Corrosion effects of runway de-icing chemicals on aircraft alloys and coatings

Abstract

Corrosion effects of five runway de-icing chemicals on aluminium alloy 2024, magnesium alloy RZ5 and cadmium-plated and subsequently chromate-treated steel 4340 were investigated by cyclic polarisation measurements, open circuit potential monitoring and cyclic chemical exposure tests. The runway de-icing chemicals included in the study contained urea, which has a long history as a runway de-icing chemical, and four new commercial de-icing chemicals, which were based on betaine and potassium formate. Corrosion effects of urea on aluminium alloy 2024 were more pronounced than those of the new de-icing chemicals. In urea, the breakdown potential, indicating the onset of pitting, was clearly distinguishable in the cyclic polarisation curve and pitting corrosion was detected on the specimen surface after all three types of tests.
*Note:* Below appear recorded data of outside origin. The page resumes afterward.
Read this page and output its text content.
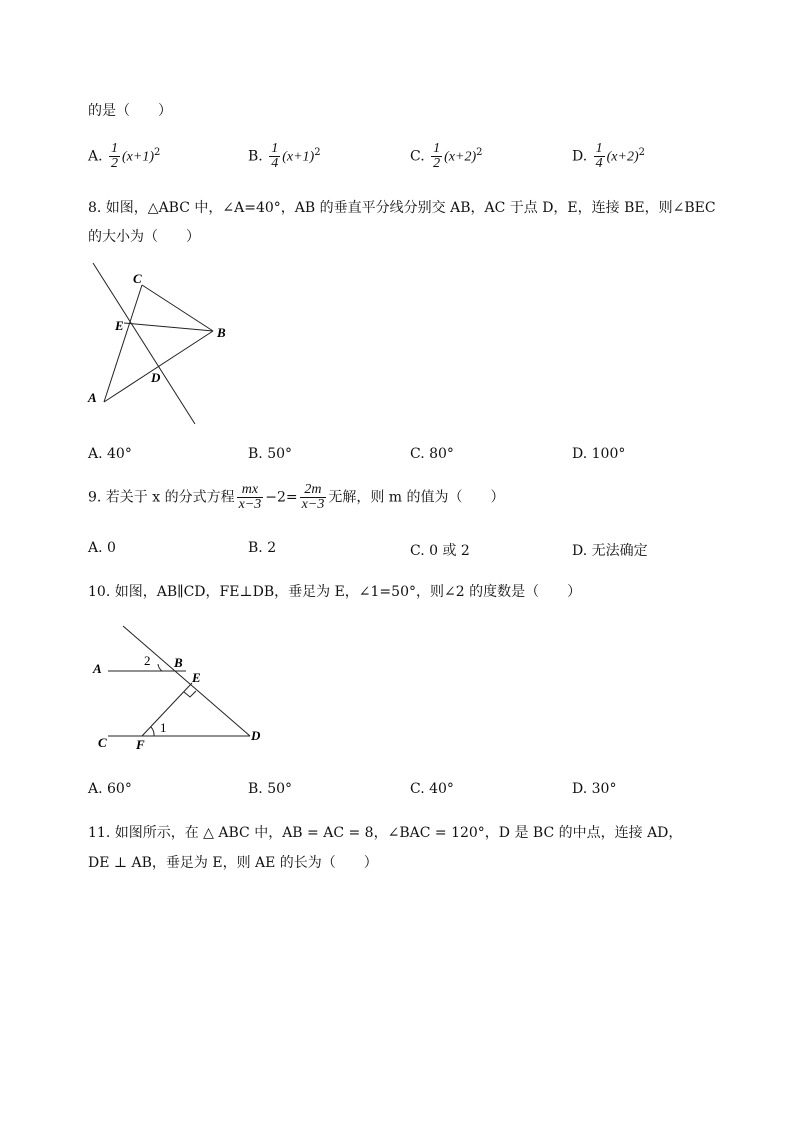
的是（　　）
A. $\frac{1}{2} (x+1)^2$	B. $\frac{1}{4} (x+1)^2$	C. $\frac{1}{2} (x+2)^2$	D. $\frac{1}{4} (x+2)^2$
8. 如图，△ABC 中，∠A=40°，AB 的垂直平分线分别交 AB，AC 于点 D，E，连接 BE，则∠BEC
的大小为（　　）
C
E	B
D
A
A. 40°	B. 50°	C. 80°	D. 100°
9. 若关于 x 的分式方程 $\frac{mx}{x-3} -2= \frac{2m}{x-3}$ 无解，则 m 的值为（　　）
A. 0	B. 2	C. 0 或 2	D. 无法确定
10. 如图，AB∥CD，FE⊥DB，垂足为 E，∠1=50°，则∠2 的度数是（　　）
A
2 B
E
1
C F
D
A. 60°	B. 50°	C. 40°	D. 30°
11. 如图所示，在 △ ABC 中，AB = AC = 8，∠BAC = 120°，D 是 BC 的中点，连接 AD，
DE ⊥ AB，垂足为 E，则 AE 的长为（　　）
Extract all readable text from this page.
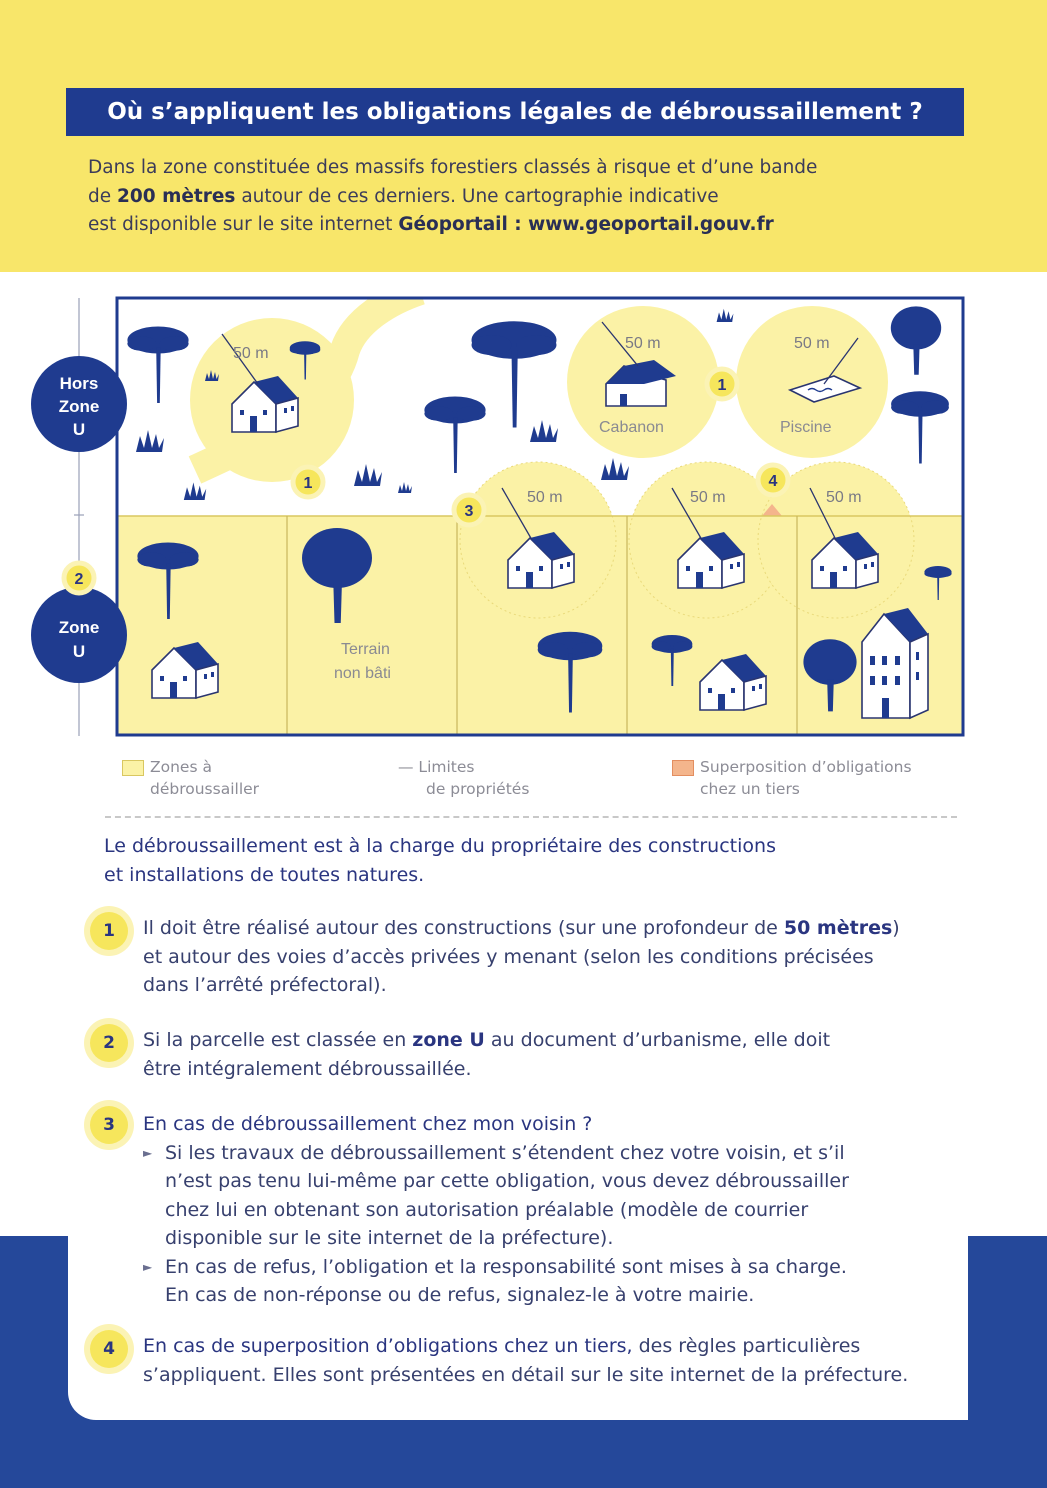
Où s’appliquent les obligations légales de débroussaillement ?

Dans la zone constituée des massifs forestiers classés à risque et d’une bande
de 200 mètres autour de ces derniers. Une cartographie indicative
est disponible sur le site internet Géoportail : www.geoportail.gouv.fr

50 m
50 m
Cabanon
50 m
Piscine
Terrain
non bâti
50 m	50 m	50 m
Hors
Zone
U
Zone
U
1
1
2
3
4
Zones à
débroussailler
— Limites
de propriétés
Superposition d’obligations
chez un tiers

Le débroussaillement est à la charge du propriétaire des constructions
et installations de toutes natures.

1	Il doit être réalisé autour des constructions (sur une profondeur de 50 mètres)
et autour des voies d’accès privées y menant (selon les conditions précisées
dans l’arrêté préfectoral).
2	Si la parcelle est classée en zone U au document d’urbanisme, elle doit
être intégralement débroussaillée.
3	En cas de débroussaillement chez mon voisin ?
► Si les travaux de débroussaillement s’étendent chez votre voisin, et s’il
n’est pas tenu lui-même par cette obligation, vous devez débroussailler
chez lui en obtenant son autorisation préalable (modèle de courrier
disponible sur le site internet de la préfecture).
► En cas de refus, l’obligation et la responsabilité sont mises à sa charge.
En cas de non-réponse ou de refus, signalez-le à votre mairie.
4	En cas de superposition d’obligations chez un tiers, des règles particulières
s’appliquent. Elles sont présentées en détail sur le site internet de la préfecture.
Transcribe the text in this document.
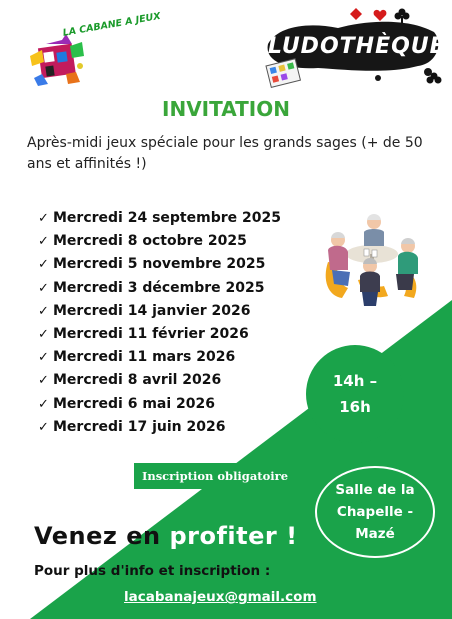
LA CABANE A JEUX
LUDOTHÈQUE
INVITATION
Après-midi jeux spéciale pour les grands sages (+ de 50 ans et affinités !)
✓ Mercredi 24 septembre 2025
✓ Mercredi 8 octobre 2025
✓ Mercredi 5 novembre 2025
✓ Mercredi 3 décembre 2025
✓ Mercredi 14 janvier 2026
✓ Mercredi 11 février 2026
✓ Mercredi 11 mars 2026
✓ Mercredi 8 avril 2026
✓ Mercredi 6 mai 2026
✓ Mercredi 17 juin 2026
14h –
16h
Inscription obligatoire
Salle de la Chapelle - Mazé
Venez en profiter !
Pour plus d'info et inscription :
lacabanajeux@gmail.com
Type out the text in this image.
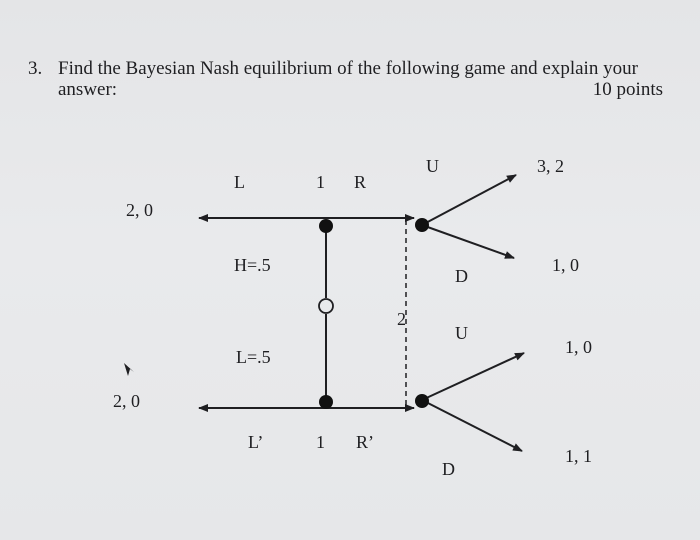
3. Find the Bayesian Nash equilibrium of the following game and explain your
answer:	10 points
L	1 R
U	3, 2
2, 0
H=.5	1, 0
D
2
U
1, 0
L=.5
2, 0
L’	1 R’
1, 1
D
Weight losses during the chemical exposure tests were also higher for urea than for the other four chemicals, where pitting corrosion was only occasionally detected. The opposite was true in the case of magnesium alloy RZ5: although the alloy experienced general corrosion in each de-icing chemical included in the study, the rate of corrosion was often higher in the new de-icing chemicals than in urea. Corrosion effects of the five de-icing chemicals on cadmium-plated and chromate-treated high-strength steel 4340 were slightly different in all three tests, indicating that differences in coating quality, particularly in the thickness of the coating layers, might have influenced the results. Overall, however, partial loss of the coating layers occurred in all studied de-icing chemicals.